São muitos outros times femininos formados nessa época sobre os quais não tínhamos ideia da existência. Desde um dos mais “famosos” pioneiros do futebol feminino, o Araguari em Minas Gerais, até histórias bem desconhecidas envolvendo os clássicos regionais como Comercial x Operário no Mato Grosso do Sul, dois clubes que mantinham equipes femininas apesar da proibição.
Sem falar na partida entre atrizes de teatro realizada no Maracanã em um evento beneficente que quase a acabou impedido de acontecer por causa da proibição.

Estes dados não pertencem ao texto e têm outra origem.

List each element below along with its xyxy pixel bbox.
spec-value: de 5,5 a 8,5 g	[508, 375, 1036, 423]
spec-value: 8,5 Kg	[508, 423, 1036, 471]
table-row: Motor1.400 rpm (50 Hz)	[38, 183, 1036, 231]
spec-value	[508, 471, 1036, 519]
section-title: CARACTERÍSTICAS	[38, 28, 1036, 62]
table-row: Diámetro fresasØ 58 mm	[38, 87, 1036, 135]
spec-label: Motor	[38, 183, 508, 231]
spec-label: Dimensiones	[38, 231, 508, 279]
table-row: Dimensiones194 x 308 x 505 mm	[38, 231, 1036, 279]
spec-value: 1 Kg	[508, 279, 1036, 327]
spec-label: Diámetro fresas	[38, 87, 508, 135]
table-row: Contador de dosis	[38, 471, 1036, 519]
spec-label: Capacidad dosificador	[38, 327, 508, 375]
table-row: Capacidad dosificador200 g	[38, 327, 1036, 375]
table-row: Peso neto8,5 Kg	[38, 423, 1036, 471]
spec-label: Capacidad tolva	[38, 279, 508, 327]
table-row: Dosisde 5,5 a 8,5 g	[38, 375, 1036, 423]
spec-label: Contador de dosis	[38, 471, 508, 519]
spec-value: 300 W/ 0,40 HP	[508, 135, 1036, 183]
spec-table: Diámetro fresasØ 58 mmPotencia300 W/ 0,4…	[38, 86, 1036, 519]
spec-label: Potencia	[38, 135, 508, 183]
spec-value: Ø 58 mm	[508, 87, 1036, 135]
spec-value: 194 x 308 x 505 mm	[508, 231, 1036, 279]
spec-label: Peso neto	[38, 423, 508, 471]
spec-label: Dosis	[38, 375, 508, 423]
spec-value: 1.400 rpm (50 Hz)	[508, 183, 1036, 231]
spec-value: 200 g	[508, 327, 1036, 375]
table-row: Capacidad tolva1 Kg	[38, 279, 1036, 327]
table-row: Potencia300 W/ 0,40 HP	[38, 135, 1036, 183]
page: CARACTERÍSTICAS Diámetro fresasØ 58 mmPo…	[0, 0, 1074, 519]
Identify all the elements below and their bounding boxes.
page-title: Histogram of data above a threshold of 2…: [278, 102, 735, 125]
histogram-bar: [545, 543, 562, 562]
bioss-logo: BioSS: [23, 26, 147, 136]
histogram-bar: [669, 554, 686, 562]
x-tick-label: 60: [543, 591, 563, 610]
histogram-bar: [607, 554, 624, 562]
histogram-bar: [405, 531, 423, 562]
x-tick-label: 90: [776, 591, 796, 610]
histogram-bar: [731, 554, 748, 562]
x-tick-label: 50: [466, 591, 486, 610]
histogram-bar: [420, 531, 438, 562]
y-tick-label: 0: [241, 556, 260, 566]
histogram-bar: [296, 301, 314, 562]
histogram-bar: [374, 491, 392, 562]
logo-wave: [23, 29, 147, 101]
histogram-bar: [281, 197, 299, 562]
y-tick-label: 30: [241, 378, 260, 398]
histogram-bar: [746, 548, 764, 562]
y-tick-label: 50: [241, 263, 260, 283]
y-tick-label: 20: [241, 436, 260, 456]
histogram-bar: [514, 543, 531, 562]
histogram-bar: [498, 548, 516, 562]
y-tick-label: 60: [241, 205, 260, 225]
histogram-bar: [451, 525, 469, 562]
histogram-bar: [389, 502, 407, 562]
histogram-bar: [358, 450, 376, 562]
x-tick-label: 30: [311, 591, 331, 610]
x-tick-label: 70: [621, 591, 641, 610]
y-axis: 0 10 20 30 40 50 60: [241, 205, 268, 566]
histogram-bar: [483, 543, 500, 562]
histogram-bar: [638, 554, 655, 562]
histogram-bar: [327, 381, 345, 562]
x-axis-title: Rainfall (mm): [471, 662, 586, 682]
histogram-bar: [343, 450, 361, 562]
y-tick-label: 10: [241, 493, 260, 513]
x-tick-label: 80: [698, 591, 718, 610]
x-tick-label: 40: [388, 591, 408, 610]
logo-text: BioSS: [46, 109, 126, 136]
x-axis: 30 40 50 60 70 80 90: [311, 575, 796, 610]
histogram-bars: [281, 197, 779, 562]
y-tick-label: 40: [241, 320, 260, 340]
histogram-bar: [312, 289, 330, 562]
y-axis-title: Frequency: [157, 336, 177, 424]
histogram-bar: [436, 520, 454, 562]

O ano era 1959, e diante das ameaças de cancelar o jogo, a estratégia dos organizadores foi anunciá-lo como um “espetáculo”. A verdade é que foi exatamente isso que aconteceu em campo, com as arquibancadas lotadas e uma renda recorde recolhida para ajudar o Hospital dos Atores em São Paulo.
E para quem se interessa em saber mais sobre algumas das pioneiras que já vestiram a camisa do Brasil no futebol, a exposição também traz a história de Michael Jackson, a artilheira que tem mais de mil gols na carreira e leva o apelido do astro do pop mundial.
Como bem destaca a professora Silvana Goellner, da UFRGS e uma das pioneiras na pesquisa sobre as mulheres no futebol no Brasil, é preciso “conhecer para reconhecer”. Sem o conhecimento de toda essa história de resistência que as jogadoras tiveram ao longo das décadas para poder ocupar os gramados, é impossível entender a luta que as trouxe até aqui. Para isso, fica o convite para que todos aproveitem essa oportunidade e visitem a exposição virtual do “Museu do Impedimento”.